I completed my PhD in history at the University of Texas at Austin, and am a Lecturer in Modern American history at Cardiff University. I grew up in Manhattan, and earned my BA at Vassar College in Poughkeepsie, NY. I decided to go straight from undergrad to grad school because I’m a huge nerd. So, I moved to Austin and entered the PhD program there in 2007. From 2010 to 2013 I was on the road, doing dissertation research, and then on one-year predoctoral fellowships at the McNeil Center for Early American Studies (in Philadelphia) and at International Security Studies at Yale (in New Haven). From 2013 to 2017 I worked as a Lecturer at the University of Southampton. I live in Bristol.

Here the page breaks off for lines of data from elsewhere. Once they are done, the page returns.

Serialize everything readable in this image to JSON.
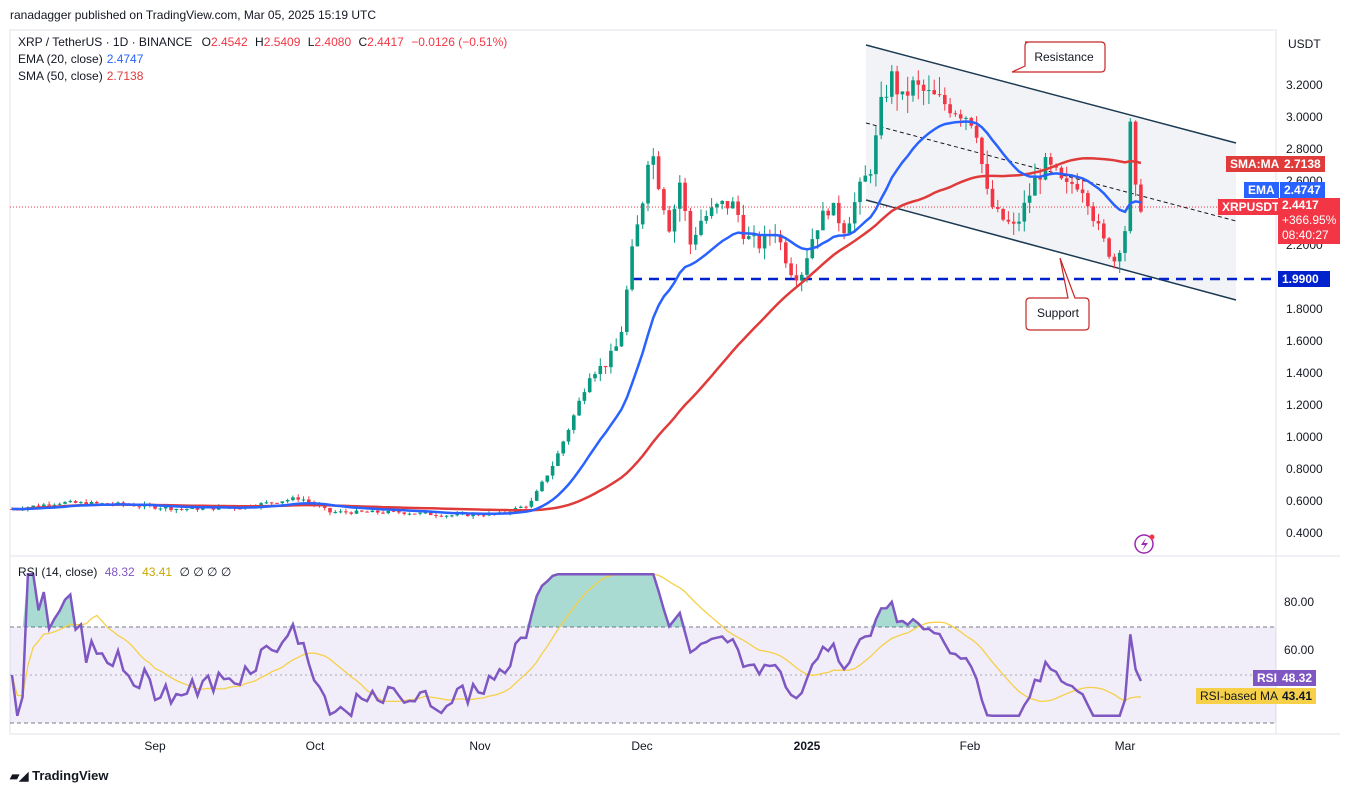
{
  "header": {
    "published": "ranadagger published on TradingView.com, Mar 05, 2025 15:19 UTC",
    "symbol": "XRP / TetherUS · 1D · BINANCE",
    "o_label": "O",
    "o_value": "2.4542",
    "h_label": "H",
    "h_value": "2.5409",
    "l_label": "L",
    "l_value": "2.4080",
    "c_label": "C",
    "c_value": "2.4417",
    "change": "−0.0126 (−0.51%)",
    "ema_label": "EMA (20, close)",
    "ema_value": "2.4747",
    "sma_label": "SMA (50, close)",
    "sma_value": "2.7138"
  },
  "price_axis": {
    "currency": "USDT",
    "ticks": [
      "3.2000",
      "3.0000",
      "2.8000",
      "2.6000",
      "2.2000",
      "1.8000",
      "1.6000",
      "1.4000",
      "1.2000",
      "1.0000",
      "0.8000",
      "0.6000",
      "0.4000"
    ]
  },
  "time_axis": {
    "ticks": [
      "Sep",
      "Oct",
      "Nov",
      "Dec",
      "2025",
      "Feb",
      "Mar"
    ]
  },
  "tags": {
    "sma": {
      "label": "SMA:MA",
      "value": "2.7138"
    },
    "ema": {
      "label": "EMA",
      "value": "2.4747"
    },
    "price": {
      "label": "XRPUSDT",
      "value": "2.4417",
      "change": "+366.95%",
      "timer": "08:40:27"
    },
    "support_level": "1.9900"
  },
  "annotations": {
    "resistance": "Resistance",
    "support": "Support"
  },
  "rsi": {
    "label": "RSI (14, close)",
    "value": "48.32",
    "ma_value": "43.41",
    "extras": "∅ ∅ ∅ ∅",
    "ticks": [
      "80.00",
      "60.00"
    ],
    "tag_rsi": "RSI",
    "tag_ma": "RSI-based MA"
  },
  "footer": {
    "brand": "TradingView"
  },
  "colors": {
    "up": "#089981",
    "down": "#f23645",
    "ema": "#2962ff",
    "sma": "#e03b3b",
    "rsi": "#7e57c2",
    "rsi_ma": "#f5d048",
    "support": "#0022cc"
  },
  "chart_data": {
    "type": "line",
    "title": "XRP / TetherUS · 1D · BINANCE",
    "x": [
      "Sep",
      "Oct",
      "Nov",
      "Dec",
      "2025",
      "Feb",
      "Mar"
    ],
    "ylim": [
      0.3,
      3.45
    ],
    "series": [
      {
        "name": "EMA (20, close)",
        "x": [
          "Sep",
          "Oct",
          "Nov",
          "Dec",
          "2025",
          "Feb",
          "Mar"
        ],
        "values": [
          0.58,
          0.58,
          0.53,
          1.5,
          2.15,
          2.75,
          2.47
        ]
      },
      {
        "name": "SMA (50, close)",
        "x": [
          "Sep",
          "Oct",
          "Nov",
          "Dec",
          "2025",
          "Feb",
          "Mar"
        ],
        "values": [
          0.56,
          0.58,
          0.54,
          0.72,
          1.95,
          2.55,
          2.71
        ]
      }
    ],
    "levels": [
      {
        "name": "1.9900",
        "y": 1.99
      }
    ],
    "rsi": {
      "ticks": [
        80,
        60
      ],
      "value": 48.32,
      "ma": 43.41
    }
  }
}
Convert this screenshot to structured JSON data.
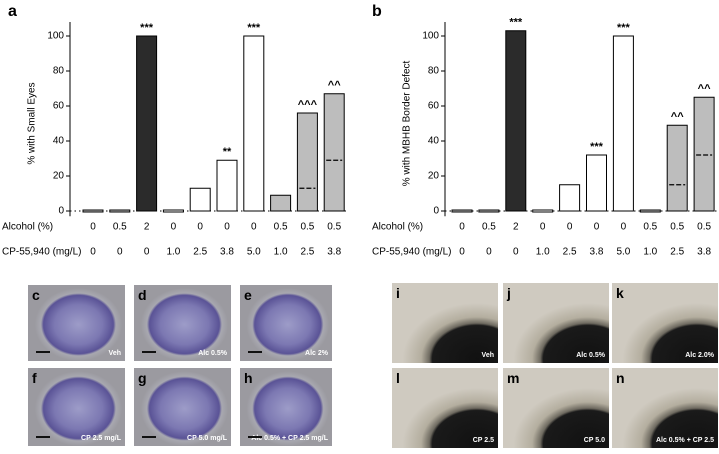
{
  "chart_data": [
    {
      "type": "bar",
      "panel": "a",
      "ylabel": "% with Small Eyes",
      "row_labels": [
        "Alcohol (%)",
        "CP-55,940 (mg/L)"
      ],
      "alcohol": [
        "0",
        "0.5",
        "2",
        "0",
        "0",
        "0",
        "0",
        "0.5",
        "0.5",
        "0.5"
      ],
      "cp": [
        "0",
        "0",
        "0",
        "1.0",
        "2.5",
        "3.8",
        "5.0",
        "1.0",
        "2.5",
        "3.8"
      ],
      "values": [
        0,
        0,
        100,
        0,
        13,
        29,
        100,
        9,
        56,
        67
      ],
      "expected": [
        null,
        null,
        null,
        null,
        null,
        null,
        null,
        null,
        13,
        29
      ],
      "colors": [
        "#bdbdbd",
        "#bdbdbd",
        "#2b2b2b",
        "#ffffff",
        "#ffffff",
        "#ffffff",
        "#ffffff",
        "#bdbdbd",
        "#bdbdbd",
        "#bdbdbd"
      ],
      "annotations": [
        null,
        null,
        "***",
        null,
        null,
        "**",
        "***",
        null,
        "^^^",
        "^^"
      ],
      "ylim": [
        -3,
        108
      ],
      "yticks": [
        0,
        20,
        40,
        60,
        80,
        100
      ]
    },
    {
      "type": "bar",
      "panel": "b",
      "ylabel": "% with MBHB Border Defect",
      "row_labels": [
        "Alcohol (%)",
        "CP-55,940 (mg/L)"
      ],
      "alcohol": [
        "0",
        "0.5",
        "2",
        "0",
        "0",
        "0",
        "0",
        "0.5",
        "0.5",
        "0.5"
      ],
      "cp": [
        "0",
        "0",
        "0",
        "1.0",
        "2.5",
        "3.8",
        "5.0",
        "1.0",
        "2.5",
        "3.8"
      ],
      "values": [
        0,
        0,
        103,
        0,
        15,
        32,
        100,
        0,
        49,
        65
      ],
      "expected": [
        null,
        null,
        null,
        null,
        null,
        null,
        null,
        null,
        15,
        32
      ],
      "colors": [
        "#bdbdbd",
        "#bdbdbd",
        "#2b2b2b",
        "#ffffff",
        "#ffffff",
        "#ffffff",
        "#ffffff",
        "#bdbdbd",
        "#bdbdbd",
        "#bdbdbd"
      ],
      "annotations": [
        null,
        null,
        "***",
        null,
        null,
        "***",
        "***",
        null,
        "^^",
        "^^"
      ],
      "ylim": [
        -3,
        108
      ],
      "yticks": [
        0,
        20,
        40,
        60,
        80,
        100
      ]
    }
  ],
  "images_left": [
    {
      "panel": "c",
      "caption": "Veh"
    },
    {
      "panel": "d",
      "caption": "Alc 0.5%"
    },
    {
      "panel": "e",
      "caption": "Alc 2%"
    },
    {
      "panel": "f",
      "caption": "CP 2.5 mg/L"
    },
    {
      "panel": "g",
      "caption": "CP 5.0 mg/L"
    },
    {
      "panel": "h",
      "caption": "Alc 0.5% + CP 2.5 mg/L"
    }
  ],
  "images_right": [
    {
      "panel": "i",
      "caption": "Veh"
    },
    {
      "panel": "j",
      "caption": "Alc 0.5%"
    },
    {
      "panel": "k",
      "caption": "Alc 2.0%"
    },
    {
      "panel": "l",
      "caption": "CP 2.5"
    },
    {
      "panel": "m",
      "caption": "CP 5.0"
    },
    {
      "panel": "n",
      "caption": "Alc 0.5% + CP 2.5"
    }
  ]
}
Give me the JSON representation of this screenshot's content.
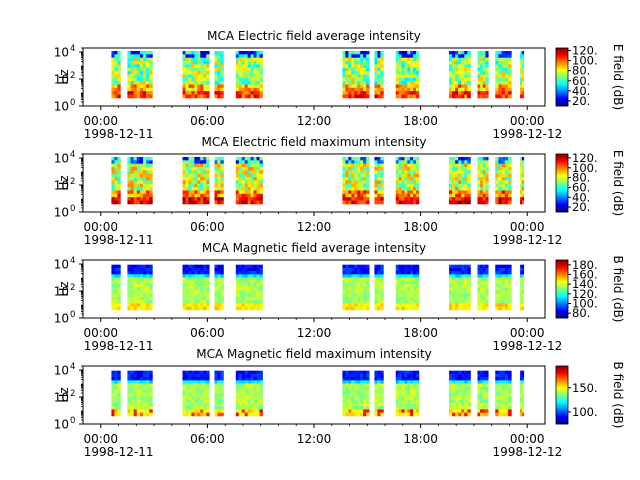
{
  "chart_data": [
    {
      "type": "heatmap",
      "title": "MCA  Electric field average intensity",
      "ylabel": "Hz",
      "yscale": "log",
      "y_ticks": [
        {
          "base": "10",
          "exp": "0"
        },
        {
          "base": "10",
          "exp": "2"
        },
        {
          "base": "10",
          "exp": "4"
        }
      ],
      "ylim": [
        1,
        20000
      ],
      "x_ticks": [
        "00:00",
        "06:00",
        "12:00",
        "18:00",
        "00:00"
      ],
      "x_dates": [
        "1998-12-11",
        "1998-12-12"
      ],
      "xlim_hours": [
        -1,
        25
      ],
      "colorbar_label": "E field (dB)",
      "colorbar_ticks": [
        "20.",
        "40.",
        "60.",
        "80.",
        "100.",
        "120."
      ],
      "colorbar_range": [
        10,
        125
      ],
      "colormap": "jet-like (blue-cyan-green-yellow-red)"
    },
    {
      "type": "heatmap",
      "title": "MCA  Electric field maximum intensity",
      "ylabel": "Hz",
      "yscale": "log",
      "y_ticks": [
        {
          "base": "10",
          "exp": "0"
        },
        {
          "base": "10",
          "exp": "2"
        },
        {
          "base": "10",
          "exp": "4"
        }
      ],
      "ylim": [
        1,
        20000
      ],
      "x_ticks": [
        "00:00",
        "06:00",
        "12:00",
        "18:00",
        "00:00"
      ],
      "x_dates": [
        "1998-12-11",
        "1998-12-12"
      ],
      "xlim_hours": [
        -1,
        25
      ],
      "colorbar_label": "E field (dB)",
      "colorbar_ticks": [
        "20.",
        "40.",
        "60.",
        "80.",
        "100.",
        "120."
      ],
      "colorbar_range": [
        10,
        128
      ],
      "colormap": "jet-like (blue-cyan-green-yellow-red)"
    },
    {
      "type": "heatmap",
      "title": "MCA  Magnetic field average intensity",
      "ylabel": "Hz",
      "yscale": "log",
      "y_ticks": [
        {
          "base": "10",
          "exp": "0"
        },
        {
          "base": "10",
          "exp": "2"
        },
        {
          "base": "10",
          "exp": "4"
        }
      ],
      "ylim": [
        1,
        20000
      ],
      "x_ticks": [
        "00:00",
        "06:00",
        "12:00",
        "18:00",
        "00:00"
      ],
      "x_dates": [
        "1998-12-11",
        "1998-12-12"
      ],
      "xlim_hours": [
        -1,
        25
      ],
      "colorbar_label": "B field (dB)",
      "colorbar_ticks": [
        "80.",
        "100.",
        "120.",
        "140.",
        "160.",
        "180."
      ],
      "colorbar_range": [
        70,
        190
      ],
      "colormap": "jet-like (blue-cyan-green-yellow-red)"
    },
    {
      "type": "heatmap",
      "title": "MCA  Magnetic field maximum intensity",
      "ylabel": "Hz",
      "yscale": "log",
      "y_ticks": [
        {
          "base": "10",
          "exp": "0"
        },
        {
          "base": "10",
          "exp": "2"
        },
        {
          "base": "10",
          "exp": "4"
        }
      ],
      "ylim": [
        1,
        20000
      ],
      "x_ticks": [
        "00:00",
        "06:00",
        "12:00",
        "18:00",
        "00:00"
      ],
      "x_dates": [
        "1998-12-11",
        "1998-12-12"
      ],
      "xlim_hours": [
        -1,
        25
      ],
      "colorbar_label": "B field (dB)",
      "colorbar_ticks": [
        "100.",
        "150."
      ],
      "colorbar_range": [
        75,
        195
      ],
      "colormap": "jet-like (blue-cyan-green-yellow-red)"
    }
  ],
  "data_segments_hours": [
    [
      0.6,
      1.1
    ],
    [
      1.5,
      2.9
    ],
    [
      4.6,
      6.1
    ],
    [
      6.4,
      6.9
    ],
    [
      7.6,
      9.1
    ],
    [
      13.6,
      15.1
    ],
    [
      15.4,
      15.9
    ],
    [
      16.6,
      17.9
    ],
    [
      19.6,
      20.8
    ],
    [
      21.2,
      21.8
    ],
    [
      22.2,
      23.1
    ],
    [
      23.6,
      23.8
    ]
  ]
}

My book, No Useless Mouth: Waging War and Fighting Hunger in the American Revolution, will be published in November 2019 by Cornell University Press. It asks how Native American and formerly enslaved communities used food to wage war and broker peace during and after the American Revolution. It argues that people were not useless mouths; they portrayed hunger strategically, and took steps to avoid it. I have also written about cannibalism and Anglo-Indian foodways in colonial Virginia, initially for my MA, and then for my first article, which appeared in the January 2011 issue of the William and Mary Quarterly. My second article, on taste, eating, and work in Mary Rowlandson’s captivity narrative, was published in Labor: Studies in Working-Class History of the Americas. You can read my article on black Loyalist food laws for Slavery & Abolition here, and my article about Iroquoian food diplomacy in the American Revolution (for Diplomatic History) here.
In my spare time I enjoy baking, cooking, drinking red wine, and deploying large doses of sarcasm. I’m happy to talk to anyone about applying to grad school, researching or writing about food, and early America in general.